10. En premier lieu, il résulte de ce qui précède que le requérant n’est pas fondé à soutenir que la décision l’interdisant de retour sur le territoire français est privée de base légale du fait de l’illégalité de la mesure d’éloignement.
11. En deuxième lieu, si le requérant soutient que le préfet a commis une erreur de droit en s’abstenant d’examiner les quatre critères fixés par l’article L. 612-10 précité afin de déterminer la durée de l’interdiction de retour prononcée, il ressort des termes de la décision litigieuse que le préfet s’est fondé sur ces critères afin d’interdire M. A… se disant F… de retour sur le territoire français pour une durée d’une année. Le moyen est donc infondé.
12. En troisième lieu, le moyen tiré de l’erreur manifeste d’appréciation est trop imprécis pour en apprécier le bien-fondé.
13. Enfin, il ressort des pièces du dossier que M. F… réside en France depuis plus de trois années mais qu’il n’y justifie d’aucune attache. Le préfet a également estimé, ce que ne conteste pas le requérant à l’encontre de cette décision, qu’il constituait une menace pour l’ordre public. C’est donc à bon droit que le préfet de la Seine-Saint-Denis a pu l’interdire de retour sur le territoire français pour une durée d’une année.
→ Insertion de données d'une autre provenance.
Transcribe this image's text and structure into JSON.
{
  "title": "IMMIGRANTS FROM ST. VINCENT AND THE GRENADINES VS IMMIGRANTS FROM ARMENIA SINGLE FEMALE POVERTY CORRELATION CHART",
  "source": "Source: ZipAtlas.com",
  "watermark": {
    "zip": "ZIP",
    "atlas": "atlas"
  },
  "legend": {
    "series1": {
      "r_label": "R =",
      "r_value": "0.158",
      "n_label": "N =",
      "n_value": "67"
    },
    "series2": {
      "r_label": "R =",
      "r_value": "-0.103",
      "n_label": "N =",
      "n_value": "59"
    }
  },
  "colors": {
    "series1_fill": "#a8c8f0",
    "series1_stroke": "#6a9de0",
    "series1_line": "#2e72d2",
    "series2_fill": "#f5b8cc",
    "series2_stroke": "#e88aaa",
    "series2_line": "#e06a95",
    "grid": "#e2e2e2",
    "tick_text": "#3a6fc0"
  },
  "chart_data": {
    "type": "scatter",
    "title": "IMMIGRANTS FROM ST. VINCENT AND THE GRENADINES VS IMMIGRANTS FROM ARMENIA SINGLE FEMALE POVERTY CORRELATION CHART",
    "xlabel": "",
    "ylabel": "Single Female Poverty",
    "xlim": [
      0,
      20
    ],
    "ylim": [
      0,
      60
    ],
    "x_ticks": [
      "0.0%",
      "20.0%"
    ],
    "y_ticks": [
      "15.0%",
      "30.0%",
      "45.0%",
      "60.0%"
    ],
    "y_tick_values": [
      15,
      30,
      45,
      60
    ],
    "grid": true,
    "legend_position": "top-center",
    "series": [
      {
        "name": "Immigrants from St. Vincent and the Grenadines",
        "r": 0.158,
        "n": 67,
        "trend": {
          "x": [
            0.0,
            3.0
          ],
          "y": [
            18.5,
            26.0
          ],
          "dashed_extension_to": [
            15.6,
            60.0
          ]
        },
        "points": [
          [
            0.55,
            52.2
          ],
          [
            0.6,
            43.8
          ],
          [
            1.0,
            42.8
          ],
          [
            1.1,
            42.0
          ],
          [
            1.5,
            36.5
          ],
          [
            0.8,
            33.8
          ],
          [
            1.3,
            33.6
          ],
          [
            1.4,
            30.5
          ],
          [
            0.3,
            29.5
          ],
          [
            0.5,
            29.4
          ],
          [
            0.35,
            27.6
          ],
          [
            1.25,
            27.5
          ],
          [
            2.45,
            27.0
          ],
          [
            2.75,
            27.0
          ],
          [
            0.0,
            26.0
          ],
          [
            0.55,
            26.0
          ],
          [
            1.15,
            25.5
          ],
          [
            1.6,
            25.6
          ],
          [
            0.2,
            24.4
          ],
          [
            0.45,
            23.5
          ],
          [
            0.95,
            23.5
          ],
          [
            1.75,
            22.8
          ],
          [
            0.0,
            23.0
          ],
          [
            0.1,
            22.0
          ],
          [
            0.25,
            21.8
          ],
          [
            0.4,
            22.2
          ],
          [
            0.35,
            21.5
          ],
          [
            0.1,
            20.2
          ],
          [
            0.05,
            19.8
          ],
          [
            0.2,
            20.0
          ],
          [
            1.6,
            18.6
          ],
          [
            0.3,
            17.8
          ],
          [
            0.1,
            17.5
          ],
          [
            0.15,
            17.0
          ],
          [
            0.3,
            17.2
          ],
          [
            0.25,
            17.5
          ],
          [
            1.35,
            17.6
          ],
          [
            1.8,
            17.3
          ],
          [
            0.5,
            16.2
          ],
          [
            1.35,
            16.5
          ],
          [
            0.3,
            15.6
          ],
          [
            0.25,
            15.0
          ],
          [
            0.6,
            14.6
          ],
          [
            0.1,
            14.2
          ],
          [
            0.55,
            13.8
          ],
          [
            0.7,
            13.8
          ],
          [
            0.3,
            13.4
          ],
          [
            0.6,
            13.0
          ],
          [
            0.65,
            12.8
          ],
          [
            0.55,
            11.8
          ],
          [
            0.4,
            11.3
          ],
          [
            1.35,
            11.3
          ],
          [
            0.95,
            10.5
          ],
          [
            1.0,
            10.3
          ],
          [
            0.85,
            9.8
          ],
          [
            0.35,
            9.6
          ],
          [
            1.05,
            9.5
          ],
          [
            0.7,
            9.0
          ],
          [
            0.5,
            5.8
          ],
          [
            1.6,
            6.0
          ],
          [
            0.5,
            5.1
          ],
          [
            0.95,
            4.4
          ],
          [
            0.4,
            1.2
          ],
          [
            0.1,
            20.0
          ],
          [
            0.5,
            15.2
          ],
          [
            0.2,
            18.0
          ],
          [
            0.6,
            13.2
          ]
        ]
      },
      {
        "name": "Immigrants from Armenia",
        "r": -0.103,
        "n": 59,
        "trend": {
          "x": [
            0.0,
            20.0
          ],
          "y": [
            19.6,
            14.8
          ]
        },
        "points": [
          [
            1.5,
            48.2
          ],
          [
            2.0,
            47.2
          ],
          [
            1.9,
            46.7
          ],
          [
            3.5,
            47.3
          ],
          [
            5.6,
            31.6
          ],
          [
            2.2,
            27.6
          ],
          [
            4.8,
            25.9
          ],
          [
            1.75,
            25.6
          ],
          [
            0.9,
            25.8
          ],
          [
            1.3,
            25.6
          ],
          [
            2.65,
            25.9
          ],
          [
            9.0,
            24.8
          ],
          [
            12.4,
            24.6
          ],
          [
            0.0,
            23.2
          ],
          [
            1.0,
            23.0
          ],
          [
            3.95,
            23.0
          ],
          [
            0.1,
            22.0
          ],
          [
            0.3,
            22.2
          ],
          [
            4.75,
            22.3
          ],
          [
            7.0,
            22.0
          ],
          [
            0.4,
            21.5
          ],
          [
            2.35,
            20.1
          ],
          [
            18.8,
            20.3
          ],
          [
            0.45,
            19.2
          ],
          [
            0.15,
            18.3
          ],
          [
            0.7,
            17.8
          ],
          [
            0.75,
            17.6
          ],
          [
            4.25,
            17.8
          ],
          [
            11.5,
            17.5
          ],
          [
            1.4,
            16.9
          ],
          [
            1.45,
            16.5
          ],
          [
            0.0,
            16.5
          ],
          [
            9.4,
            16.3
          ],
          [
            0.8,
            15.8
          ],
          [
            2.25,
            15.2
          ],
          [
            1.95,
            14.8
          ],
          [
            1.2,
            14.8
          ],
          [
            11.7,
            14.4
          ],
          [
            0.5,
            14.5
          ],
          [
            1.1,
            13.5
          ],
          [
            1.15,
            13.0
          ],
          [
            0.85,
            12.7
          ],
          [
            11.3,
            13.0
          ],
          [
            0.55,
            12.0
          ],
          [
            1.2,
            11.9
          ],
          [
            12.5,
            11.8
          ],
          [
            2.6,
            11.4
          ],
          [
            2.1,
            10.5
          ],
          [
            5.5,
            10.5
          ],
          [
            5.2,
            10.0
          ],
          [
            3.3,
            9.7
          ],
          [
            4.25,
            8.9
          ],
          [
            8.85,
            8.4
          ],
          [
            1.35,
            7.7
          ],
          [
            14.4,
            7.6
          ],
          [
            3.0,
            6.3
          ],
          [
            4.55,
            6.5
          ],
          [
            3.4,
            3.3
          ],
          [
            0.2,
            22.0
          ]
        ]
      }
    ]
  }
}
14. Il résulte de ce qui précède que M. D… E… n’est pas fondé à solliciter l’annulation de l’arrêté du 16 juillet 2024 et que sa requête doit être rejetée en toutes ses conclusions.
D E C I D E :
Article 1er : La requête de M. E… est rejetée.
Article 2 : Le présent jugement sera notifié à M. D… E… et au préfet de la Seine-Saint-Denis.
Délibéré après l’audience du 2 octobre 2025, à laquelle siégeaient :
- M. Marchand, président,
- Mme Ghazi Fakhr, première conseillère,
- Mme Abdat, conseillère.
Rendu public par mise à disposition au greffe le 16 octobre 2025.
La rapporteure,Le président,Signé Ghazi FakhrMarchand
La greffière,
SignéYen Pon
La République mande et ordonne au préfet de la Seine-Saint-Denis, en ce qui le concerne et à tous commissaires de justice à ce requis en ce qui concerne les voies de droit commun, contre les parties privées, de pourvoir à l’exécution de la présente décision.